I smiled at him. I couldn’t help it. “Thanks, Mahir. I missed you, too.”
Shaun grabbed my hand, starting to walk. I went with him, only wincing a little as my battered feet hit the ground. Mahir and Becks followed us, Becks never putting her pistol away. I didn’t care. She wasn’t going to shoot me now; not without getting the story of who I was and what I was doing with them. She was a Newsie for too long to throw away a lead like that once the heat of the moment had passed.
We didn’t talk as we made our way across a decrepit parking lot to an even more neglected-looking garage. There was nothing we could say that wouldn’t confuse matters further. Shaun and Becks produced flashlights from their pockets, clicking them on and using them to light the way into the darkness of the parking garage. I stopped when I saw what their beams had illuminated, a grin spreading, unbidden, across my face.
“You still have the van,” I breathed. “I was afraid that after… well, after what happened, that the decontamination would have been too expensive.” And that he wouldn’t have wanted to keep it after he killed me in it.
“I had to replace all the upholstery, but I wasn’t willing to lose the frame,” said Shaun. “We spent too much time there for me to give it up that easily.”
Tears welled up in my eyes. Becks took one look at my face before she snorted, snapped, “Let’s get the f**k out of here,” and went storming over to the van.
“She’s not always like this,” said Shaun.
“I’ve got a feeling she will be for the next few days,” I said, and let him lead me to the van.
All four of us had to submit to a blood test before the locks would disengage. I held my breath until mine came back clean and the doors unlocked. Becks opened the back and pulled out what looked like a modified metal detector wand. “Spread,” she ordered me.
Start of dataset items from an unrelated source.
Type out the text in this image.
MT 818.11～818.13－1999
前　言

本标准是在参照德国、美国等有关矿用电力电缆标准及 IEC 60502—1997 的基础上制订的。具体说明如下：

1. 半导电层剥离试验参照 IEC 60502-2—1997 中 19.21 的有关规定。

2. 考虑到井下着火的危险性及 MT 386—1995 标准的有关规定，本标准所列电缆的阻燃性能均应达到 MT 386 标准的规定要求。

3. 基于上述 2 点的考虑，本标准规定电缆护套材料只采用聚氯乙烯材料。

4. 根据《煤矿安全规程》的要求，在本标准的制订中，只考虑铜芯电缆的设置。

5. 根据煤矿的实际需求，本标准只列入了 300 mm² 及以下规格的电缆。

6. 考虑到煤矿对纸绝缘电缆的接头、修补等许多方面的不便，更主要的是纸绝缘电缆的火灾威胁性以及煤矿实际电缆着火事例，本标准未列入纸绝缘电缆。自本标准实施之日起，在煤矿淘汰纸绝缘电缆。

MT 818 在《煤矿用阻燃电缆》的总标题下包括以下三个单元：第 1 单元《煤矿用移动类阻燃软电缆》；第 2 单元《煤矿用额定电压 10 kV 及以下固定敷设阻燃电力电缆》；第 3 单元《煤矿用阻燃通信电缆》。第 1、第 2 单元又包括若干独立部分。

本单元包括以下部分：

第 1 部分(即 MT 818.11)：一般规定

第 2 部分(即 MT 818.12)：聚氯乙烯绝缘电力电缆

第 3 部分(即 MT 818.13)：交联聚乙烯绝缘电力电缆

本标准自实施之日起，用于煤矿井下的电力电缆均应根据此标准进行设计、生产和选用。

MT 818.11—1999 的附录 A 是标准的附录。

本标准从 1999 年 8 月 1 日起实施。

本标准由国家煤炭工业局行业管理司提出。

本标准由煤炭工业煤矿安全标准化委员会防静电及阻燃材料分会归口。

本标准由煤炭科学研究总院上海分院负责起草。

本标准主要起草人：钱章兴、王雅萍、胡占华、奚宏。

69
I knew better than to argue with an Irwin who had that look on her face. I pulled away from Shaun, who let go of my hand with obvious reluctance, and assumed the position used by air travelers since the birth of the TSA. She ran the wand along my arms, legs, torso, and back, scowling a little more each time it failed to beep. Then she passed it to Mahir, who repeated the process. I had to admire their thoroughness, even though I knew that a false positive—or worse, an accurate one—would probably result in my getting shot in the head.